Style is fickle and changes fast. Styles popular in spring will lose their sheen by summer. However, there are some overarching trends which transcend. Suren Fernando believes that functional fashion will be the mega-trend of the future. “Clothing was initially worn to cover yourself up, and then it evolved into brand-conscious fashion, and today, we see demand rising for functional clothing. We will see more of that in the future,” says Fernando who is the chief executive designate at MAS Holdings, an apparel manufacturer which is also Sri Lanka’s largest exporting conglomerate.
According to Fernando, functional wear and wearable technologies will in time come to rival intimate wear in contributions to the MAS Group’s bottom line. MAS is best known as a lingerie and sportswear maker. Still, over the past five years, it has developed functional clothing brands, including menstruation-tech focused ‘THINX’ and ‘Become’ for menopausal females, which are leaders in markets where they are available.
As a part of the functional clothing movement, more categories will converge, similar to athleisure (athletics and leisure) products, Fernando says. But when the world is demanding convergence, can a producer remain fragmented? MAS Holdings had grown to be a $2 billion apparel manufacturer, sewing 3 million pieces of clothing daily, through decentralised operations.
“From the time when I was a child, I wanted to work as an engineer, but during university, my thinking changed and I decided that I shouldn’t limit myself to a specific career. I realised I wanted broader horizons.”
The chief executives of each business unit had the freedom to forge these units as they saw fit, with little interference from the group leadership as long as the subsidiaries worked according to an agreed plan. This had allowed each of the units, whether manufacturing intimate wear, sportswear or leisure, to specialise production and supply chains and woo their own clients. The strategy had provided MAS with agility and flexibility.

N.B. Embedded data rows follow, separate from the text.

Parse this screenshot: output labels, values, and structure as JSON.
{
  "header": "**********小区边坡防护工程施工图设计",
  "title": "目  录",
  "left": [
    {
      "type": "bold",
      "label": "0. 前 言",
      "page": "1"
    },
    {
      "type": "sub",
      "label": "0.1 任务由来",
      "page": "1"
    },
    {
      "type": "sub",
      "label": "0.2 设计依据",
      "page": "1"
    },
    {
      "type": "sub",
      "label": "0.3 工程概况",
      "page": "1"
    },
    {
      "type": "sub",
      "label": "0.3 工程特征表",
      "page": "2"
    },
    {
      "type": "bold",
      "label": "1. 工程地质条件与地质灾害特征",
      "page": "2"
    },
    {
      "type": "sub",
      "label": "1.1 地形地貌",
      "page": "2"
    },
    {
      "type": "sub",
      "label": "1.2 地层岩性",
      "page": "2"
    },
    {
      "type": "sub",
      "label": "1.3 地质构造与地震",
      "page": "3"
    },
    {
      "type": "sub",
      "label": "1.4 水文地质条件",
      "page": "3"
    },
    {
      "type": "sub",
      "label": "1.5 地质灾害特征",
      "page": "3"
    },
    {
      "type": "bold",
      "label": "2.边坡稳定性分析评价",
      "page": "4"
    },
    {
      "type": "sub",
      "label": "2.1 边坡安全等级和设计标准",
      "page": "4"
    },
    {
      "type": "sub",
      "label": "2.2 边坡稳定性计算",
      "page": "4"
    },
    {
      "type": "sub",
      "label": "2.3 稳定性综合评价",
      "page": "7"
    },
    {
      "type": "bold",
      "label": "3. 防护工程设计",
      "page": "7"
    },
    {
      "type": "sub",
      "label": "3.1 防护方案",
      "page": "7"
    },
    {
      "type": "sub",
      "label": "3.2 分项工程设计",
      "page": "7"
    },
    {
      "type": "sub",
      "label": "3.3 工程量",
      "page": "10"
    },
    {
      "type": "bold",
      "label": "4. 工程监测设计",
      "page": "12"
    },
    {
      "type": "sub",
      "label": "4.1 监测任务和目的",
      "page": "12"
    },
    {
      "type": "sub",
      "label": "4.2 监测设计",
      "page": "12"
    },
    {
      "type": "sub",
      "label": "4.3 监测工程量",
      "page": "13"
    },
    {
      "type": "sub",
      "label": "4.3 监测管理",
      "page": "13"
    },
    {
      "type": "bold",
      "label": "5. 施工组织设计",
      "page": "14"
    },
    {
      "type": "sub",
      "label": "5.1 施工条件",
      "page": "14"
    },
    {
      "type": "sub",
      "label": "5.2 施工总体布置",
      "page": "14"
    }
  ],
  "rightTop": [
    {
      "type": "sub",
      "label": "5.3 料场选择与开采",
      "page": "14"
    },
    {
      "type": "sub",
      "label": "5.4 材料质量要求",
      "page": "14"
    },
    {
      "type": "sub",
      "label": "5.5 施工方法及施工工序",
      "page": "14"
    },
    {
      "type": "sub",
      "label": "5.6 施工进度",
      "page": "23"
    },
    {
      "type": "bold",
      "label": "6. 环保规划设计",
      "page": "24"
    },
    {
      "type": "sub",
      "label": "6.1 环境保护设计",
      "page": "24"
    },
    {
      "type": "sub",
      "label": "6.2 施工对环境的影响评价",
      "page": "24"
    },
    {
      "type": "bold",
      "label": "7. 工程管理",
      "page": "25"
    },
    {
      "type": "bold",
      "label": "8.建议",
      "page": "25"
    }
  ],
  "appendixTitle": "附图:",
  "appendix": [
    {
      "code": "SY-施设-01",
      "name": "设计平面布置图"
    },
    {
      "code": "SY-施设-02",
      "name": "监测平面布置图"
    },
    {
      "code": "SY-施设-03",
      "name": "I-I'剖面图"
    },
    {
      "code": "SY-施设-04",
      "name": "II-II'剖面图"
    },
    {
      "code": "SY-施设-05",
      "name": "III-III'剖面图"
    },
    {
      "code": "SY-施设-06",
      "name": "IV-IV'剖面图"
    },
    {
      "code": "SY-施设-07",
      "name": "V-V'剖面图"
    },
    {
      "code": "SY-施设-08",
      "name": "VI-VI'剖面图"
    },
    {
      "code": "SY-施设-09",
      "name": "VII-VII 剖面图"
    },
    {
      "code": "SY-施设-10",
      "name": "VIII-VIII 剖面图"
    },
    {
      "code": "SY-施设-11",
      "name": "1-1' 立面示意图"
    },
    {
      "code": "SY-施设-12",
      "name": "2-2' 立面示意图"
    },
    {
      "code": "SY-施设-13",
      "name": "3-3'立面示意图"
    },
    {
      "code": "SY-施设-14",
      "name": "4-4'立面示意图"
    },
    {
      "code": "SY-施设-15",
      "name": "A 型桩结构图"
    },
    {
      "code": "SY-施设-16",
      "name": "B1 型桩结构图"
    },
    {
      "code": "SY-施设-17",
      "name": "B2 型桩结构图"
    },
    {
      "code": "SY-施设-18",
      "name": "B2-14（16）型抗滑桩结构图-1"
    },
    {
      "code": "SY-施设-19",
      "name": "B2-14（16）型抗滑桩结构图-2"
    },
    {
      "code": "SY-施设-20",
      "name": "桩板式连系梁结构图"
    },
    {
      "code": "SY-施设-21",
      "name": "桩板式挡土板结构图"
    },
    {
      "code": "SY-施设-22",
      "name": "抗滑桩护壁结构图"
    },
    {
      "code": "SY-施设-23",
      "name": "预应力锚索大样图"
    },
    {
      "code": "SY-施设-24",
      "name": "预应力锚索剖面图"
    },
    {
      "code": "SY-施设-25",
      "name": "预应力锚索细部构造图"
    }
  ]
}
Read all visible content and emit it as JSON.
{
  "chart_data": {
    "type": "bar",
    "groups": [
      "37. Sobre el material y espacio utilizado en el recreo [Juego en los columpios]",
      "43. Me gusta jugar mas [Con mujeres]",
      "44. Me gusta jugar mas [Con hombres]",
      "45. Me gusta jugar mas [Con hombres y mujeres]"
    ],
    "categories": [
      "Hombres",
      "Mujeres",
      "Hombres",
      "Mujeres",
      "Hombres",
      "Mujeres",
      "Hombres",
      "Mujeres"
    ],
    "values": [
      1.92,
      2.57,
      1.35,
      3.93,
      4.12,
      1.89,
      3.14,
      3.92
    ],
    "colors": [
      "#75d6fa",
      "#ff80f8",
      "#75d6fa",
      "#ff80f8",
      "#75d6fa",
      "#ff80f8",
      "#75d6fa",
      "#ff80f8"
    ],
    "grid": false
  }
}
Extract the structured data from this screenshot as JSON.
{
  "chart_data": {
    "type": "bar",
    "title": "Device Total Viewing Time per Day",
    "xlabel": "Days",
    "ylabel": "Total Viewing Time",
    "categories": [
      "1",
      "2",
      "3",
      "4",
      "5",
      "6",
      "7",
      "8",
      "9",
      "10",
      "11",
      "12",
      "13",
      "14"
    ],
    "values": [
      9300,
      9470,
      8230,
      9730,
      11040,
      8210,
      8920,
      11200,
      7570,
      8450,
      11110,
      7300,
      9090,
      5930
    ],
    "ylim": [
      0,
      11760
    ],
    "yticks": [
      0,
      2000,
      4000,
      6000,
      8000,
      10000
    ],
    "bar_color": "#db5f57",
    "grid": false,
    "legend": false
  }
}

“Our business units had plenty of autonomy to operate, and that has been a success factor in the past. But now, we are trying to creatively harness the collective intelligence, knowledge and experience that we have,” Fernando says.
However, as the world changes, MAS is transforming too, as it seeks new markets in East Asia, where clients expect producers to pitch business as a unified group. Integrating the group with harmonised processes is one of the cornerstones of MAS’ Transformation 2025 initiative. The project aims to ensure the group remains a market leader in the future. Fernando will give leadership to the effort and to the entire conglomerate in January 2020 when he becomes the first group chief executive hailing from outside the founding Amalean family.
The task is challenging; as operations span 16 countries, with over 99,000 employees. Even more challenging will be harmonising myriad functions across the group without sacrificing agility and flexibility with which each subsidiary had succeeded in the past.
In Fernando, who had been the chief executive of MAS Intimates, which is the group’s largest unit, from 2016 to 2019, the nuances are ingrained. He will attempt to adopt some of the best practices at Intimates into the wider group. The new movement also resonates with the MAS philosophy of getting more out of existing resources.
Fernando, who is a computing & engineering graduate from the University of Moratuwa with executive education from several leading global universities, has had a rounded experience during his 20year career at MAS. He had initially not wanted to work at an apparel firm. “From the time when I was a child, I wanted to work as an engineer, but during university, my thinking changed and I decided that I shouldn’t limit myself to a specific career.
I realised I wanted broader horizons.” He would go on to acquire the CIMA professional accounting qualification. When he graduated university and had a choice between working at a telco or MAS, he decided on the latter, enamoured by the diverse opportunities he saw at the company. Fernando went on to fulfil multiple roles in operations, finance and marketing. During his leadership at MAS Intimates, Fernando led successful forays into establishing manufacturing plants in Bangladesh and Indonesia.
Now, with some of the group’s key markets and clients in the West in flux due to geopolitics and changing consumer preferences, MAS is poised to break through into the East, for revenue diversification and growth.
Most MAS subsidiaries had several decades to build their business in the West. In the East, MAS will not have such a luxury, if it is to gain market share rapidly. “If we are to be successful in these markets, we need to position ourselves as a conglomerate which can play in multiple product categories, because brands are looking for diversity in products and capabilities.”
To remain competitive, MAS is also venturing into core-adjacent businesses. With some of the world’s most advanced manufacturing and logistical technologies in its vault, the group will look to license these to other manufacturers. MAS Holdings will look to also become a tech-lead company under Fernando’s stewardship.